SECARA HISTORIS, PT Unilever Indonesia Tbk (perusahaan) didirikan pada 5 Desember 1933 melalui cikal-bakal Zeepfabrieken N.V. Lever dengan Akta Nomor 33 yang dibuat oleh Tn. A.H. van Ophuijsen, notaris di Batavia. Akta ini disetujui oleh Gubernur Jenderal van Nederlandsch-Indie dengan surat Nomor 14 pada tanggal 16 Desember 1933, terdaftar di Raad van Justitie di Batavia dengan Nomor 302 tertanggal 22 Desember 1933 dan diumumkan dalam Javasche Courant pada 9 Januari 1934 Tambahan Nomor 3.
Melalui Akta Nomor 171 yang dibuat oleh notaris Ny. Kartini Mulyadi tertanggal 22 Juli 1980, nama perusahaan diubah menjadi PT Unilever Indonesia. Dengan Akta Nomor 92 yang dibuat oleh notaris Tn. Mudofir Hadi, S.H. tertanggal 30 Juni 1997, nama perusahaan diubah menjadi PT Unilever Indonesia Tbk. Akta ini disetujui oleh Menteri Kehakiman dengan keputusan Nomor C2-1.049HT.01.04TH.98 tertanggal 23 Februari 1998 dan diumumkan di Berita Negara Nomor 2620 tanggal 15 Mei 1998 Tambahan No. 39.
Dalam perjalanan selanjutnya, Perusahaan mendaftarkan 15% sahamnya di Bursa Efek Jakarta dan Bursa Efek Surabaya setelah memperoleh persetujuan dari Ketua Badan Pelaksana Pasar Modal (Bapepam) Nomor SI-009/PM/E/1981 pada tanggal 16 November 1981.
Perusahaan ini bergerak dalam bidang produksi sabun, deterjen, margarin, minyak sayur dan makanan yang terbuat dari susu, es krim, makanan dan minuman dari teh dan produk-produk kosmetik. Selain itu, sebagaimana disetujui dalam Rapat Umum Tahunan Perusahaan tanggal 13 Juni 2000, yang dituangkan dalam Akta Notaris Nomor 82 yang dibuat oleh Notaris Singgih Susilo, S.H. tertanggal 14 Juni 2000, perusahaan juga bertindak sebagai distributor utama dan memberi jasa-jasa penelitian pemasaran. Akta ini kemudian disetujui oleh Menteri Hukum dan Perundang-undangan (dahulu Menteri Kehakiman) Republik Indonesia dengan keputusan No. C-18482HT.01.04-TH.2000.
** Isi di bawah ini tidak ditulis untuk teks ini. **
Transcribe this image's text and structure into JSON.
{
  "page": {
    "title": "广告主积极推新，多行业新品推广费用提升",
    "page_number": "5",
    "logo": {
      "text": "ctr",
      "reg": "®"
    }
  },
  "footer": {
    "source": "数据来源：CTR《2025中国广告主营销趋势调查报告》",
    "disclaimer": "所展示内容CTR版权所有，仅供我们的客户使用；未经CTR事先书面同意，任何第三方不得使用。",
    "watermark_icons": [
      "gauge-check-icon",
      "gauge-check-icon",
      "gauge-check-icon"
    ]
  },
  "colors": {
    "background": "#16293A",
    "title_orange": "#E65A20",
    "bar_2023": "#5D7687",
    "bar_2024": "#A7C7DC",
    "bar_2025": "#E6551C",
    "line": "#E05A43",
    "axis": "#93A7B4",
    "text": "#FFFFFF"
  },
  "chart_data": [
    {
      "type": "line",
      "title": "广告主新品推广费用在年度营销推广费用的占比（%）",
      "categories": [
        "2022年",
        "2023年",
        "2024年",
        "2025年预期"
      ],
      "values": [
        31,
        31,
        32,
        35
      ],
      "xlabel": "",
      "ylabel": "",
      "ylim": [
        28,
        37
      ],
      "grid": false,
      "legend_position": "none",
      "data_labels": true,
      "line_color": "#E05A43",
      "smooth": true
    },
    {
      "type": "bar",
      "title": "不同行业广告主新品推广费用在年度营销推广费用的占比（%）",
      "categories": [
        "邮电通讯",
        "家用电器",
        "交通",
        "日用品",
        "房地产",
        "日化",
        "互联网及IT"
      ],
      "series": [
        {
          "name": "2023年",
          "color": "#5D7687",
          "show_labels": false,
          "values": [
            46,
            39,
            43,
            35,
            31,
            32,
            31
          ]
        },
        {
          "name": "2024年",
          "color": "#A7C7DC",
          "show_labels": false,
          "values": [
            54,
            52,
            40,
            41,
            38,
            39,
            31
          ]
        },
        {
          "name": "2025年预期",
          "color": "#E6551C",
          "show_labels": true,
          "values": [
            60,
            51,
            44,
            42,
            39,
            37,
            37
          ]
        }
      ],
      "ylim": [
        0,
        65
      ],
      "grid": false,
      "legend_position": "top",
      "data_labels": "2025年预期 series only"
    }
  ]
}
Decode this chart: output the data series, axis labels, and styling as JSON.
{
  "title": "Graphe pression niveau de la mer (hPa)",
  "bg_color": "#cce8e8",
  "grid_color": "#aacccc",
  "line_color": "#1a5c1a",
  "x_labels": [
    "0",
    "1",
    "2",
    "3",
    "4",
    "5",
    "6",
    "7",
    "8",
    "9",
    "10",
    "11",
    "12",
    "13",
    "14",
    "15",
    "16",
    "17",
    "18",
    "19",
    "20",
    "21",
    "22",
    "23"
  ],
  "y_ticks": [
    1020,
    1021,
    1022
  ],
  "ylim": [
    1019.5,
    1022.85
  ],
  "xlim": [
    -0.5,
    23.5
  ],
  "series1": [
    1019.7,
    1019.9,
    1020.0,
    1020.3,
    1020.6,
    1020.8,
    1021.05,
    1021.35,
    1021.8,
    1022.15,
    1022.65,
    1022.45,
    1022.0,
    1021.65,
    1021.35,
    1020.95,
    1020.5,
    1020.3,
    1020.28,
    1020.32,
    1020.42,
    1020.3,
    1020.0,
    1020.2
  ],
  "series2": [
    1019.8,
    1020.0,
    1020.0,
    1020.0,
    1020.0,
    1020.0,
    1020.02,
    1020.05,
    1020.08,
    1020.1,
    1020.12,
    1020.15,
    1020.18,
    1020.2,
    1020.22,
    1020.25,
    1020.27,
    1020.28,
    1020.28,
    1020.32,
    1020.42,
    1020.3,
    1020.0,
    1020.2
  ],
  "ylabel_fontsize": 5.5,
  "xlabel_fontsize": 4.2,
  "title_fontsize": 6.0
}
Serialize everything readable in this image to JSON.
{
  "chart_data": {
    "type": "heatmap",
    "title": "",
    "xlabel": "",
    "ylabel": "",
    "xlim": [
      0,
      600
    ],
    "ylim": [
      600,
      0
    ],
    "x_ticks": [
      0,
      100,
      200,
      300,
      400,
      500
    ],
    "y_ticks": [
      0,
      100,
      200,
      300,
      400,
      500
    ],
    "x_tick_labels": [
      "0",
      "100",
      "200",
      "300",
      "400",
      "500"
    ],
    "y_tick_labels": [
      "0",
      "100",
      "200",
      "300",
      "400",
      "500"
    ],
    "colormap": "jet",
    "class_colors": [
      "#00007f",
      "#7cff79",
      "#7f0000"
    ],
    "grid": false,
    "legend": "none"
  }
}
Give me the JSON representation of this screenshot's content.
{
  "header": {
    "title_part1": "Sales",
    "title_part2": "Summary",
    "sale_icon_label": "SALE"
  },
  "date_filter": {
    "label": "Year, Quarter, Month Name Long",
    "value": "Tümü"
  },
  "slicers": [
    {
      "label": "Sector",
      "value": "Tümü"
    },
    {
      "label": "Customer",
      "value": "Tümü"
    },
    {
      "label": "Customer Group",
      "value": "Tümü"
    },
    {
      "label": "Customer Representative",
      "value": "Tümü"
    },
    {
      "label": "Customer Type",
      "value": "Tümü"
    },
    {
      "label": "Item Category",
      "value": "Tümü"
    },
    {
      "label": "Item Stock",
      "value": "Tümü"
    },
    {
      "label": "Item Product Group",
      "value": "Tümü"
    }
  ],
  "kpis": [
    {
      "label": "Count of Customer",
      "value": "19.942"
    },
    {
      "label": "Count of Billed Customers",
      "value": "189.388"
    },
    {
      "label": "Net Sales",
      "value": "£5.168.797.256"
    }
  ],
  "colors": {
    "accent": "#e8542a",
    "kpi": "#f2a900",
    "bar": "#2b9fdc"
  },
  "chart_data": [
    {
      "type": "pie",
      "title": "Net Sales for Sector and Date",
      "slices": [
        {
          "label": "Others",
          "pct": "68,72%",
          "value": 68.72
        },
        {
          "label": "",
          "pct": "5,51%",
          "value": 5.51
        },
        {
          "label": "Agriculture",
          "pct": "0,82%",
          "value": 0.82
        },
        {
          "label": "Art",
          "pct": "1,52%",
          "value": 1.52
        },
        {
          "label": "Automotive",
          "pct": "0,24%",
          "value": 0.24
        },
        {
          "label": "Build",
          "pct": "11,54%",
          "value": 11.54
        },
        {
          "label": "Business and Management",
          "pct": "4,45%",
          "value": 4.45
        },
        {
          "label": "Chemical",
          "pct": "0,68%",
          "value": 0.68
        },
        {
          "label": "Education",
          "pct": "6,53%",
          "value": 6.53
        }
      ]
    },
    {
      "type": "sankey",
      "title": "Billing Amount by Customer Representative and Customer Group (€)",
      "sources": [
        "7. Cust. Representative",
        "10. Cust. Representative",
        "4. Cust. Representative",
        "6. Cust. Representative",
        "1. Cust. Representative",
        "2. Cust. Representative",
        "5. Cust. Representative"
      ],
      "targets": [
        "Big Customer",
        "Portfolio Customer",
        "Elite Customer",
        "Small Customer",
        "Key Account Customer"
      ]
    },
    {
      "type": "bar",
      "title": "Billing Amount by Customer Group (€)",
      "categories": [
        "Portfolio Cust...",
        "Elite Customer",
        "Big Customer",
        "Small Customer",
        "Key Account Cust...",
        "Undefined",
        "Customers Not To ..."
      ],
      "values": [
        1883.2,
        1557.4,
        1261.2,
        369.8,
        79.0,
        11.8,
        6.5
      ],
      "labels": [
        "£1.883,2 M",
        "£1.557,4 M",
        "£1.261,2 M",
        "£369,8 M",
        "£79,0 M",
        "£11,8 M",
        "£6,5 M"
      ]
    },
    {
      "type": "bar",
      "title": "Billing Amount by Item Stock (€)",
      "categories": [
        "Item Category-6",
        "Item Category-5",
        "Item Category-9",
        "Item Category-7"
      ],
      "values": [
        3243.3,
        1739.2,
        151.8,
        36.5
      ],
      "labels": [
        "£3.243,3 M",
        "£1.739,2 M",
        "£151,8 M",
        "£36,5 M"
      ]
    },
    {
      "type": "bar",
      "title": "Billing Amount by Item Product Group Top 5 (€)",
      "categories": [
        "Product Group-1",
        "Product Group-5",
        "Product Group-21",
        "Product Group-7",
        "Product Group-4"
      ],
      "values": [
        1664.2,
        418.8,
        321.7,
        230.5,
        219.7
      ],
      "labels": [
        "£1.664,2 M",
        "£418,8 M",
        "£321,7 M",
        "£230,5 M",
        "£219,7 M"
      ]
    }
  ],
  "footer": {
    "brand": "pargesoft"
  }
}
Pada tanggal 22 November 2000, Unilever Indonesia mengadakan perjanjian dengan PT Anugrah Indah Pelangi untuk mendirikan perusahaan baru. Perusahaan yang diberi nama PT Anugrah Lever (PT AL) itu bergerak di bidang pembuatan, pengembangan, pemasaran dan penjualan kecap, saus cabe dan saus-saus lain dengan merk dagang Bango, Parkiet dan Sakura dan merk-merk lain atas dasar lisensi perusahaan kepada PT Anugrah Indah Pelangi.
Unilever Indonesia terus mengembangkan diri. Tanggal 3 Juli 2002, perusahaan mengadakan perjanjian dengan Texchem Resources Berhad, untuk mendirikan perusahaan baru. Perusahaan baru ini berlabel PT Technopia Lever, yang bergerak di bidang distribusi, ekspor dan impor barang-barang dengan menggunakan merek dagang Domestos Nomos. Berikutnya, 7 November 2003, Texchem Resources Berhad mengadakan perjanjian jual-beli saham dengan Technopia Singapore Pte. Ltd. Dalam perjanjian tersebut Texchem Resources Berhad sepakat menjual sahamnya di PT Technopia Lever kepada Technopia Singapore Pte. Ltd.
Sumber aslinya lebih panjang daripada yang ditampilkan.